Urban commons are vital for culture, health, well-being and biodiversity. Ample scientific research has demonstrated the physical and mental health benefits of having access to nature. Indeed, it’s been estimated that providing fair access to good quality green space for every household could reduce government spending on health care by £2.1 billion per year.
The historical associations of the commons also shape a sense of place and identity for local communities. For example, the Town Moor in Newcastle was the scene of large Chartist rallies in the 19th century, aimed at getting the vote for working-class men – as were other urban commons across England. And Mousehold Heath in Norwich is closely associated with Kett’s Rebellion in 1549, against the enclosure of common land by landowners in East Anglia.
Despite these evident benefits, urban green space is under threat in an age of austerity. Selling off green space in urban areas can be a quick fix for local authorities with stretched budgets, as they struggle to maintain frontline community services. In 2018, charity Locality published research showing that, on average, 4,131 public buildings and parks are currently being sold off each year by cash-strapped councils.
There is also constant pressure on legally protected green space, with regular applications to de-register village greens and areas of common land for development. A recent example is Yateley common in Hampshire, part of which was de-registered following a planning inspector’s decision in 2019 to allow an extension of facilities at Blackbushe Airport.
Are they really common?
Urban green space comes in a variety of forms – urban commons, village greens, parks and community gardens. The term “common” evokes ideas of community ownership, control and use: “Hands off our common” is a frequent battle cry when these green spaces are threatened by development.
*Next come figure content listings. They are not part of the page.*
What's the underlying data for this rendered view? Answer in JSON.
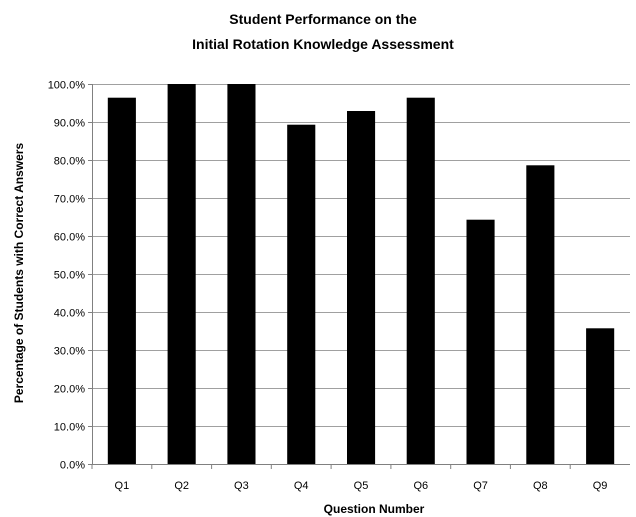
{
  "chart_data": {
    "type": "bar",
    "title": [
      "Student Performance on the",
      "Initial Rotation Knowledge Assessment"
    ],
    "xlabel": "Question Number",
    "ylabel": "Percentage of Students with Correct Answers",
    "categories": [
      "Q1",
      "Q2",
      "Q3",
      "Q4",
      "Q5",
      "Q6",
      "Q7",
      "Q8",
      "Q9"
    ],
    "values": [
      96.4,
      100.0,
      100.0,
      89.3,
      92.9,
      96.4,
      64.3,
      78.6,
      35.7
    ],
    "ylim": [
      0,
      100
    ],
    "yticks": [
      0,
      10,
      20,
      30,
      40,
      50,
      60,
      70,
      80,
      90,
      100
    ],
    "ytick_labels": [
      "0.0%",
      "10.0%",
      "20.0%",
      "30.0%",
      "40.0%",
      "50.0%",
      "60.0%",
      "70.0%",
      "80.0%",
      "90.0%",
      "100.0%"
    ],
    "grid": true,
    "bar_color": "#000000",
    "grid_color": "#a0a0a0",
    "legend": "none"
  }
}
But many commons don’t belong to the people at all. Most urban commons are not community-owned assets – in fact, they have many have different legal identities, and varying degrees of legal protection and security. Some are registered as common land and protected by law. Others have no legal protection, other than that given by the planning system – for example, if they are designated as parklands, allotments or conservation areas.
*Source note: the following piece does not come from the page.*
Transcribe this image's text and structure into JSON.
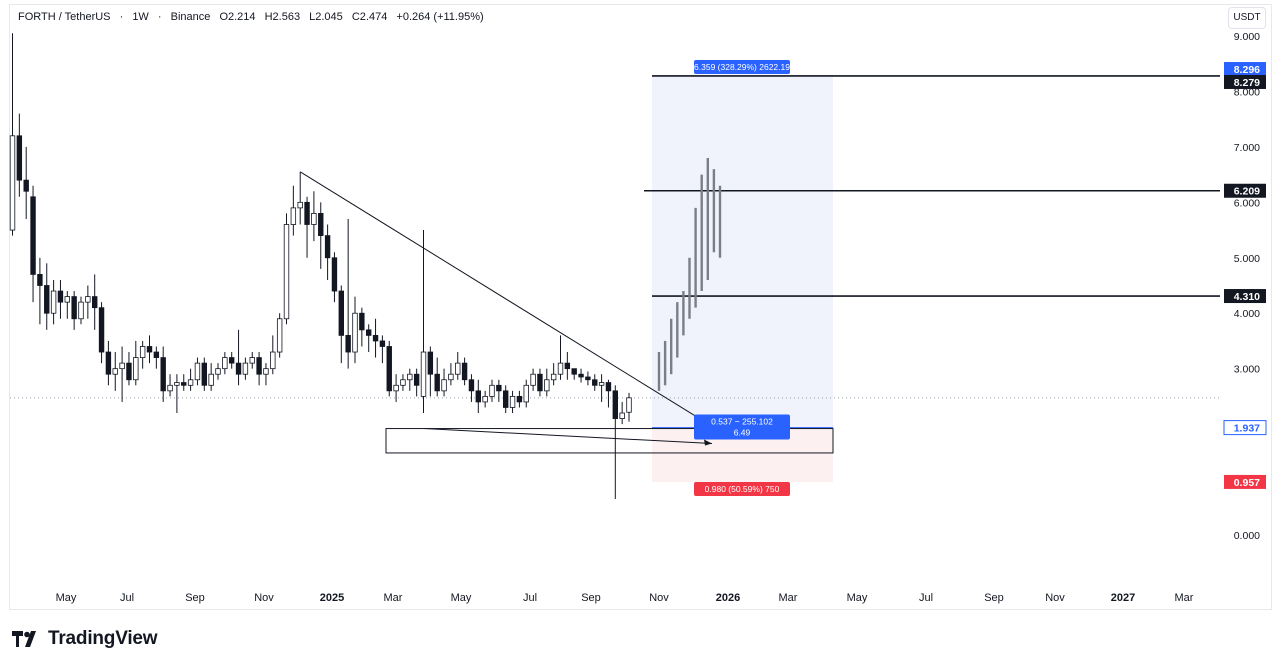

The result is that a mixed bag of legal protections and status applies to land that looks very similar and performs similar functions as recreational green space in UK towns and cities. For example, Epping Forest in London and Town Moor in Newcastle are protected by their very own parliamentary acts. Clifton Down in Bristol is a “traditional” common, registered under legislation that guarantees its status as common land. Other urban commons have much less secure legal protection – and could be more easily lost to development.
Guarding green spaces
There are several routes for securing greater legal protection for urban green space. One is to get it registered as a town or village green, under the Commons Act 2006. Land can be registered as a town or village green where a significant number of inhabitants in the local area have been using the land for “lawful sports and pastimes” – which might include dog walking, playing with children, blackberry picking and other forms of informal recreation – for at least 20 years.
If a landowner wants to voluntarily dedicate their land as public green space for the future, they can do so relatively easily, by a deed of dedication. Land registered as a town or village green will be protected from development indefinitely, unless it’s de-registered, which is a complex process.
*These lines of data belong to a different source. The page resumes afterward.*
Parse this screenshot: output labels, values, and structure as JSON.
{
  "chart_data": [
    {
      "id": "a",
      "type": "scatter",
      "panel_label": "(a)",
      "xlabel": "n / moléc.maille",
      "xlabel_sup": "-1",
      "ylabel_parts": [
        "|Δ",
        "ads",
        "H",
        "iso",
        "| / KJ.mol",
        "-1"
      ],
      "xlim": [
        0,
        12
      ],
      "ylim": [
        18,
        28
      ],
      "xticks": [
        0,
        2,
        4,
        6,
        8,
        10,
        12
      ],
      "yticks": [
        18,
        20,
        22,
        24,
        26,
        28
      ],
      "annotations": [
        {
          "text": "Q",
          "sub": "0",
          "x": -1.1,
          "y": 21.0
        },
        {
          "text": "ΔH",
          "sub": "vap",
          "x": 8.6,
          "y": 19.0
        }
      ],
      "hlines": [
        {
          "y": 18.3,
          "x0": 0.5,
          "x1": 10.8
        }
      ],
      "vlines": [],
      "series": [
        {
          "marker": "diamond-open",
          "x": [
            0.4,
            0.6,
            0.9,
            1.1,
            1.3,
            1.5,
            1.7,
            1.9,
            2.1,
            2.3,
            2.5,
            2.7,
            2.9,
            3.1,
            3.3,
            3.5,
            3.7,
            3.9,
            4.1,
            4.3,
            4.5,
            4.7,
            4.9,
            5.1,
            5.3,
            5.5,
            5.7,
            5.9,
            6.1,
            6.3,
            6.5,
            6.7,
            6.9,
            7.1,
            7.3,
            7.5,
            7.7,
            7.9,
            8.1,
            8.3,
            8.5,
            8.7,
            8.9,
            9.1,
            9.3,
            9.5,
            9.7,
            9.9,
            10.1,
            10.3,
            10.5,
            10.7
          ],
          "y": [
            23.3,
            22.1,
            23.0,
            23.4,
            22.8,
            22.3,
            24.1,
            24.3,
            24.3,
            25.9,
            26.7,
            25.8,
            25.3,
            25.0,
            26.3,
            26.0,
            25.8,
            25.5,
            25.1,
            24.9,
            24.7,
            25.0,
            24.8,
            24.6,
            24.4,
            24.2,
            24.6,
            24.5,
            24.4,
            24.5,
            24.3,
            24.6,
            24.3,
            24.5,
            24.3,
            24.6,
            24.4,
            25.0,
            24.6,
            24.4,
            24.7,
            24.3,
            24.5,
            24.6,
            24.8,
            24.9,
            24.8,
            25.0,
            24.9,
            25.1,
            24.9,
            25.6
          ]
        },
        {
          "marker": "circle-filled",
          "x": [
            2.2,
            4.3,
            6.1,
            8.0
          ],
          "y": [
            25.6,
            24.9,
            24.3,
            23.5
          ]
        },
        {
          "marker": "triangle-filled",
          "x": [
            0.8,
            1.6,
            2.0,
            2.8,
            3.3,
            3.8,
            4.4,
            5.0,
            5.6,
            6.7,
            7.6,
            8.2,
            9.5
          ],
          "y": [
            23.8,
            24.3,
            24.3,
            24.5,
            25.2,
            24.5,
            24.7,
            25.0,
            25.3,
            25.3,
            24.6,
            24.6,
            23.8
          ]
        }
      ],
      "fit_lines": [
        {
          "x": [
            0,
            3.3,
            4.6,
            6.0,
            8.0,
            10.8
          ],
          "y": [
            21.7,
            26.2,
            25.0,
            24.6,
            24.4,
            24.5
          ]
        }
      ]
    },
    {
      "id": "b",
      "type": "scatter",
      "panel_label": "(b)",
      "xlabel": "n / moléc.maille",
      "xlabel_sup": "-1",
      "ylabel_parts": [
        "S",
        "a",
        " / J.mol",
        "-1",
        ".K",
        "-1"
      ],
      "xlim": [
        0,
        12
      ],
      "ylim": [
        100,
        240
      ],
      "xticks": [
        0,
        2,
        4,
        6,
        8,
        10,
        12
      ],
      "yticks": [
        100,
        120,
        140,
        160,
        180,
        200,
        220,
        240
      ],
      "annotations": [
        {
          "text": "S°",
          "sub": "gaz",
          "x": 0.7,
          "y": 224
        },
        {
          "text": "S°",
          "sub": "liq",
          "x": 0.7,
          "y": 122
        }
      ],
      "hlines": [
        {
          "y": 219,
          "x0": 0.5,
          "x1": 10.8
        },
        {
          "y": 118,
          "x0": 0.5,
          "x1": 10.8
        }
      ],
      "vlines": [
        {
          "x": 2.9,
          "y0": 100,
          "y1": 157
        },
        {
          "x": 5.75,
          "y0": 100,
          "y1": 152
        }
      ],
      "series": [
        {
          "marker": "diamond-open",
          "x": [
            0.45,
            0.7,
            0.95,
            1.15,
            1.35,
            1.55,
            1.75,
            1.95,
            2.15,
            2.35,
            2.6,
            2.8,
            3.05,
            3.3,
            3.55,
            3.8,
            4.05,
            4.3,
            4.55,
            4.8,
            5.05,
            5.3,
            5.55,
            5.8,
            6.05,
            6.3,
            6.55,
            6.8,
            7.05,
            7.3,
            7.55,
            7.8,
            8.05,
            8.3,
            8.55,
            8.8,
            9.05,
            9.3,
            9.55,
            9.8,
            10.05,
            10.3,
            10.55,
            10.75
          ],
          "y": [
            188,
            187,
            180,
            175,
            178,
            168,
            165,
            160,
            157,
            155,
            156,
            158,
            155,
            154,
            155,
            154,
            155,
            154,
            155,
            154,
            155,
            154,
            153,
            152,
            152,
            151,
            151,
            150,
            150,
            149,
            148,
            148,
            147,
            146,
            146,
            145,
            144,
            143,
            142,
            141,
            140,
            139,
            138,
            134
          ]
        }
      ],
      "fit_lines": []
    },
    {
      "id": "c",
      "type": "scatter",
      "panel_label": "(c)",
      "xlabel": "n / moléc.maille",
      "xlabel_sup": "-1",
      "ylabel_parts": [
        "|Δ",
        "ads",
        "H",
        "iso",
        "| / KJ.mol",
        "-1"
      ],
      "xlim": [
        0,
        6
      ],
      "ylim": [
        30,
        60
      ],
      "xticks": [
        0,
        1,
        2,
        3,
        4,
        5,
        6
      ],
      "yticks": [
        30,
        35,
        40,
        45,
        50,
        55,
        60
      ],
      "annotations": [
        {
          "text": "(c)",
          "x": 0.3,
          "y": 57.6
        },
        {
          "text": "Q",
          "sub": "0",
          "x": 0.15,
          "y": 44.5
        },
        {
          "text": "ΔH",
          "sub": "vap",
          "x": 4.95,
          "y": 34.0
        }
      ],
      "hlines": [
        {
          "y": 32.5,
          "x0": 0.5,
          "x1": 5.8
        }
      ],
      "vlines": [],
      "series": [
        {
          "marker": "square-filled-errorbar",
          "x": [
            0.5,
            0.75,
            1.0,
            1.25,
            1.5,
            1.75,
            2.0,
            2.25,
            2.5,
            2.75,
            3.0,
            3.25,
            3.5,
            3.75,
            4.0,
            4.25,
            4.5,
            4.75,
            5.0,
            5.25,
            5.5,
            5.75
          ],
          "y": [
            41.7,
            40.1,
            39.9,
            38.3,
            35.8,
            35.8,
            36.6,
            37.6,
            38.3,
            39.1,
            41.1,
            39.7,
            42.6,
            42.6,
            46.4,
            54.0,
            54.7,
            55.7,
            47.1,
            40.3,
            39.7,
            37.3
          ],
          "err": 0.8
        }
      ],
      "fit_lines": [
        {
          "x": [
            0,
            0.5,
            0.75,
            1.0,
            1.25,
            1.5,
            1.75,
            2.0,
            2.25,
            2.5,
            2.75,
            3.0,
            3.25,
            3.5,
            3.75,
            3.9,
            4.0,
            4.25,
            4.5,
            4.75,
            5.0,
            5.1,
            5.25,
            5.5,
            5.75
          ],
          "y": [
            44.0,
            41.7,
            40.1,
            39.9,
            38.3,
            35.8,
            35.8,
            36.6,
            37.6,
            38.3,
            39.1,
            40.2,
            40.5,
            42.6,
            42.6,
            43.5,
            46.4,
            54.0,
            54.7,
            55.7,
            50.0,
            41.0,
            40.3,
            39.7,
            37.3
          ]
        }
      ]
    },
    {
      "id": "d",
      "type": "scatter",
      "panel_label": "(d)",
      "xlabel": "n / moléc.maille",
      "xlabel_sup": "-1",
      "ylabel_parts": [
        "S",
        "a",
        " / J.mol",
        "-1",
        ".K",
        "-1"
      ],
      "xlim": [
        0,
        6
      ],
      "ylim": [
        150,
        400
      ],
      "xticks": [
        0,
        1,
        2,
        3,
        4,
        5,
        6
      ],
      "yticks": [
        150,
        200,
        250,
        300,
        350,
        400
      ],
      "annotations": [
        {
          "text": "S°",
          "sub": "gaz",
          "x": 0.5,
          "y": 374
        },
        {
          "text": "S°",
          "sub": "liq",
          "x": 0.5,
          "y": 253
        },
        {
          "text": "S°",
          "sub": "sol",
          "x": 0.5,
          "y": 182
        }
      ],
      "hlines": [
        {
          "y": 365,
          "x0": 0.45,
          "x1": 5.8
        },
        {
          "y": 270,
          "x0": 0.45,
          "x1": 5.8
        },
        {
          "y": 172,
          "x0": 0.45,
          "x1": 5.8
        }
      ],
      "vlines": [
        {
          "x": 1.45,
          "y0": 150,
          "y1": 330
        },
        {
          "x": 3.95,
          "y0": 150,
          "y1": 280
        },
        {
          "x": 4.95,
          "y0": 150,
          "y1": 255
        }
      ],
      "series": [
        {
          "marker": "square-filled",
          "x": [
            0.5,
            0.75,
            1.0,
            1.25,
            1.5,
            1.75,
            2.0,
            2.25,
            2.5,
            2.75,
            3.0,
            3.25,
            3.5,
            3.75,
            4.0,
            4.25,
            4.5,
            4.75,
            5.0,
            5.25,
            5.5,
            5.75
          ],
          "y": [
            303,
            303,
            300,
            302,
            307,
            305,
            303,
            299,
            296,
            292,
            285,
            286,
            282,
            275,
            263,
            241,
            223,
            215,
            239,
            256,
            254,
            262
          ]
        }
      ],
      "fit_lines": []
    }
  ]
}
“True” urban commons – those that have the legal status and protection of common land – are extremely precious community assets. Getting green space registered as common land is different to registering a town or village green – English law recognises several rights of common, most of which are based in ancient and customary land use rights.
The most suitable way for establishing a new common today is the ancient right of estovers, which gives neighbouring households the right to take natural produce such as fruit or berries, or fallen timber, from the land. When a landowner grants estovers, it means the land can be registered as a common, by law. And once registered as such, public access is guaranteed, as all common land is subject to the “right to roam”.
The main benefit of this approach is that it creates private property rights for members of the local community (the neighbouring households), which not only secures public access to the land, but also gives the local community a sense of ownership. Registration as a town or village green, while hugely beneficial, does not give property rights to members of the community.
Green space can also be protected through the planning system – through the local development plan, for example, or by designation as a conservation area. But this can be changed when new development proposals are considered.
It’s vital for communities to be able to champion their urban commons. That’s why a group of us at Newcastle University are leading a three-year interdisciplinary project to investigate how these valuable green spaces can be protected. It will explore the complex legal and cultural identity of the UK’s many urban commons, and develop new strategies to shape their future use in towns and cities.
The UK’s surviving urban commons are precious green spaces, but the laws that protect them are confusing, complicated and in some cases outdated. We also need to use the existing law creatively, to create and protect urban green space by getting it registered as town or village greens, or as commons. There is much work to be done by researchers, politicians and also the public themselves, to safeguard these spaces for the future.